I thought of writing this blog after seeing a lot of buzz in the media such as "Federal Reserve is Printing Money" and right after that Media will show the printing press in US that is printing US Dollar bills.

It surprises me how simple it is to confuse Money vs Currency. Money is completely unreal, no one can touch it and yet in day to day life, we confuse it with currency. Money is not currency. Money is this imaginary, unreal concept that only helps us determine economic value of an asset such as the output of the country aka GDP, or economic value of labor force in the country.

These unreal, imaginary things are difficult to grasp at first when you hear about it but then a while later they start making perfect sense. For example, all the English alphabets are unreal, imaginary but when they are attached to something such as "Apple", "Boy", or "Charlie" and so on, these imaginary alphabets start making sense.

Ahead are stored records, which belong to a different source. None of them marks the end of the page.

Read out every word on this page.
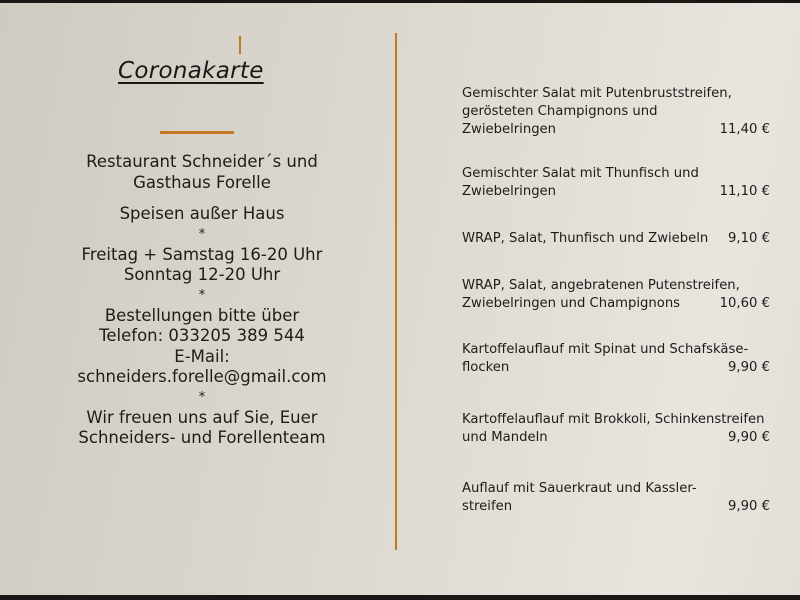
Coronakarte
Restaurant Schneider´s und
Gasthaus Forelle
Speisen außer Haus
*
Freitag + Samstag 16-20 Uhr
Sonntag 12-20 Uhr
*
Bestellungen bitte über
Telefon: 033205 389 544
E-Mail:
schneiders.forelle@gmail.com
*
Wir freuen uns auf Sie, Euer
Schneiders- und Forellenteam
Gemischter Salat mit Putenbruststreifen,
gerösteten Champignons und
Zwiebelringen	11,40 €
Gemischter Salat mit Thunfisch und
Zwiebelringen	11,10 €
WRAP, Salat, Thunfisch und Zwiebeln	9,10 €
WRAP, Salat, angebratenen Putenstreifen,
Zwiebelringen und Champignons	10,60 €
Kartoffelauflauf mit Spinat und Schafskäse-
flocken	9,90 €
Kartoffelauflauf mit Brokkoli, Schinkenstreifen
und Mandeln	9,90 €
Auflauf mit Sauerkraut und Kassler-
streifen	9,90 €
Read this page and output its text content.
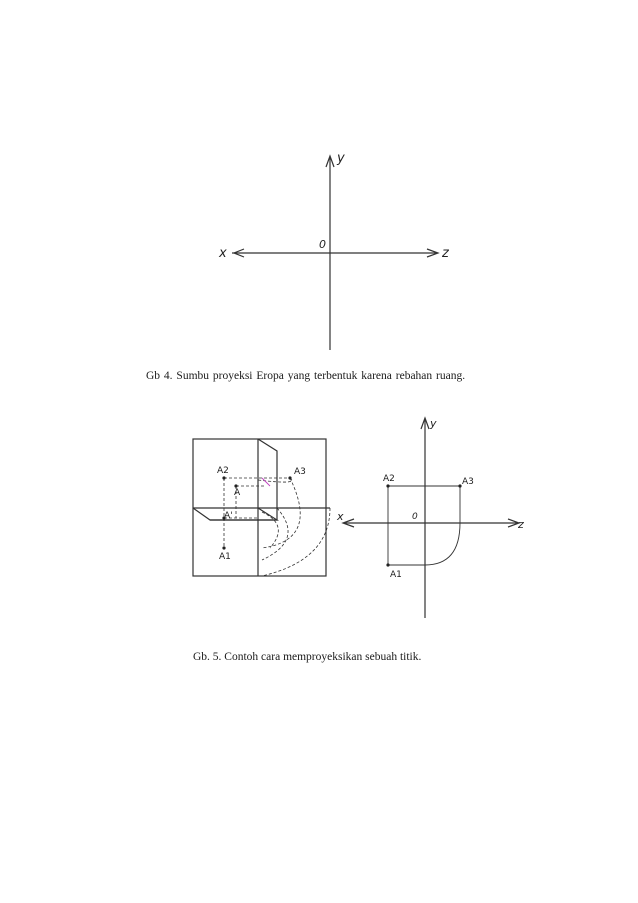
y
x	z
0
A2	A3
A
A'
A1
y
x
z
0
A2	A3
A1
Gb 4. Sumbu proyeksi Eropa yang terbentuk karena rebahan ruang.
Gb. 5. Contoh cara memproyeksikan sebuah titik.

So, back to Money vs Currency - Money is unreal but when you assign a currency such as US Dollar to the United Stated GDP, it becomes real. Money can't be held in hands while currency can. One can't hold 10 Money in the pocket but one can hold 10 dollars or 10 Pounds in the pocket.

1 comment:

  1. This is interesting. If there were no technology available with which to produce coin to use as money, individual transactors would be required to barter -- possibly trading chickens for grain. A barter economy exposes the transactors to potentially significant search, bargaining, and transaction costs -- especially if chickens are used as money. As the economy naturally seeks equilibrium, a more efficient medium of exchange will be found -- something that is easier to carry around than a bunch of chickens. In a mature economy this produces coinage, cash, and fiat money which in turn leads to issues of Means of Payment & Means of Settlement -- to which you are the expert. I would love to hear more about that.